Curious as to what this brand was he was telling me about, I opened the bag to find two bottles of Devils River whiskey, a rye and a bourbon. I had never heard of Devils River before this, and despite my generally negative experiences with Texas whiskeys, I was still somewhat intrigued. And, in inspecting the label, I couldn't hep but smile when I read the words "Sin Responsibly" right below the Surgeon General's warning.
That intrigue, unfortunately, waned pretty quickly. The nose was harsh. I got primarily young corn and ethanol. These were really sharp notes that seemed to sting the senses. It also had that overripe apple note that I always get with young bourbons. I don't know the age of this whiskey, but it couldn't have been much over two years.
The palate was a little bit more forgiving than the nose. I was surprised at how smooth it was, having expected to get harsh notes and burning sensations based on what I was getting on the nose.
Of course it had lots of corn notes, like canned corn.
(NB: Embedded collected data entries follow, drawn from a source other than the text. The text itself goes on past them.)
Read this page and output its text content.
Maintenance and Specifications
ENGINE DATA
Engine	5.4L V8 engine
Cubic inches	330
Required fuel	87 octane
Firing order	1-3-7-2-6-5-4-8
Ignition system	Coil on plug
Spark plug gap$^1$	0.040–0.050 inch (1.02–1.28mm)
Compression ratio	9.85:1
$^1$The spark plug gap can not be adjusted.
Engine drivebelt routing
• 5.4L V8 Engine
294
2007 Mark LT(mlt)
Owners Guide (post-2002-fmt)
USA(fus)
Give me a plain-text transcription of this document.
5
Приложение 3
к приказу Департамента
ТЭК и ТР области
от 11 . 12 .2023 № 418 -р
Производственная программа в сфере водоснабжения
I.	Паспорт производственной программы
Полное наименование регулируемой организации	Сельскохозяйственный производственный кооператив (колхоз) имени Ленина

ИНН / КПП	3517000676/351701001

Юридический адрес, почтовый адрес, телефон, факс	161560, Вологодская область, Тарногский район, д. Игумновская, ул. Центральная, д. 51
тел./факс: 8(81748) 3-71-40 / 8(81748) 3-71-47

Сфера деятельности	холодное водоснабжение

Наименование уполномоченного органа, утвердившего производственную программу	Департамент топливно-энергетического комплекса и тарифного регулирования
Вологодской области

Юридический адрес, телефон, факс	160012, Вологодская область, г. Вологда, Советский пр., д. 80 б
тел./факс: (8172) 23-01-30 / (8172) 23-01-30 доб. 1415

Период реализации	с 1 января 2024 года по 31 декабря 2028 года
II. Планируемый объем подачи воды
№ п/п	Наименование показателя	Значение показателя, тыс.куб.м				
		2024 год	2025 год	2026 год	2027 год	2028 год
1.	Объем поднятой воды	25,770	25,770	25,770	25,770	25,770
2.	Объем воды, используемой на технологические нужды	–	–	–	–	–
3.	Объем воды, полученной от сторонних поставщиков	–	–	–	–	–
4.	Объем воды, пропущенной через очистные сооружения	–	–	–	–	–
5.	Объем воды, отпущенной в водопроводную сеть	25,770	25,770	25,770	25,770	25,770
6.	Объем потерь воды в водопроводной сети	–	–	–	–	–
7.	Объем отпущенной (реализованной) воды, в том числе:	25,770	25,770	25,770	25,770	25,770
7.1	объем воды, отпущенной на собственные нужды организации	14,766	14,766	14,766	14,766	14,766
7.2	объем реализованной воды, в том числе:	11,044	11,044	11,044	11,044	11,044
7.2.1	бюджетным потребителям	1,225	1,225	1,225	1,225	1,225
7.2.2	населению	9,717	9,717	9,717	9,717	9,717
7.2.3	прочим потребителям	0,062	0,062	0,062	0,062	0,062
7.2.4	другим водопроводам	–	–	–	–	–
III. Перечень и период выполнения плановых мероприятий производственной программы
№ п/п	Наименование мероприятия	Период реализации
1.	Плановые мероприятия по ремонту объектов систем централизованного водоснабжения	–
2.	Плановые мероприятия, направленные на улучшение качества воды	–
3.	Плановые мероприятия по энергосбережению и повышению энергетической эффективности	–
It had a certain amount of bitterness, almost a tannic quality. Yet it didn't have the wood notes that seem to go with it. It seems weird to have one without the other, but it had that astringent quality to it.
It also had a black pepper quality at the end which, if this bourbon had the traditional sweet and rich caramel, toffee and vanilla notes, would have worked really well. Without those notes, however, it just came across as hot without the flavor.
I wish I had more to say about this bourbon, but it was just hard to drink. It needs significantly more time in the barrel. It's young and undeveloped, and the flavors that are there are a bit rough. My father-in-law agreed. He found it unpalatable, and yet he still speaks fondly of the rye. I'll have to give that one a try soon, as young ryes seem to hold up better than young bourbons do.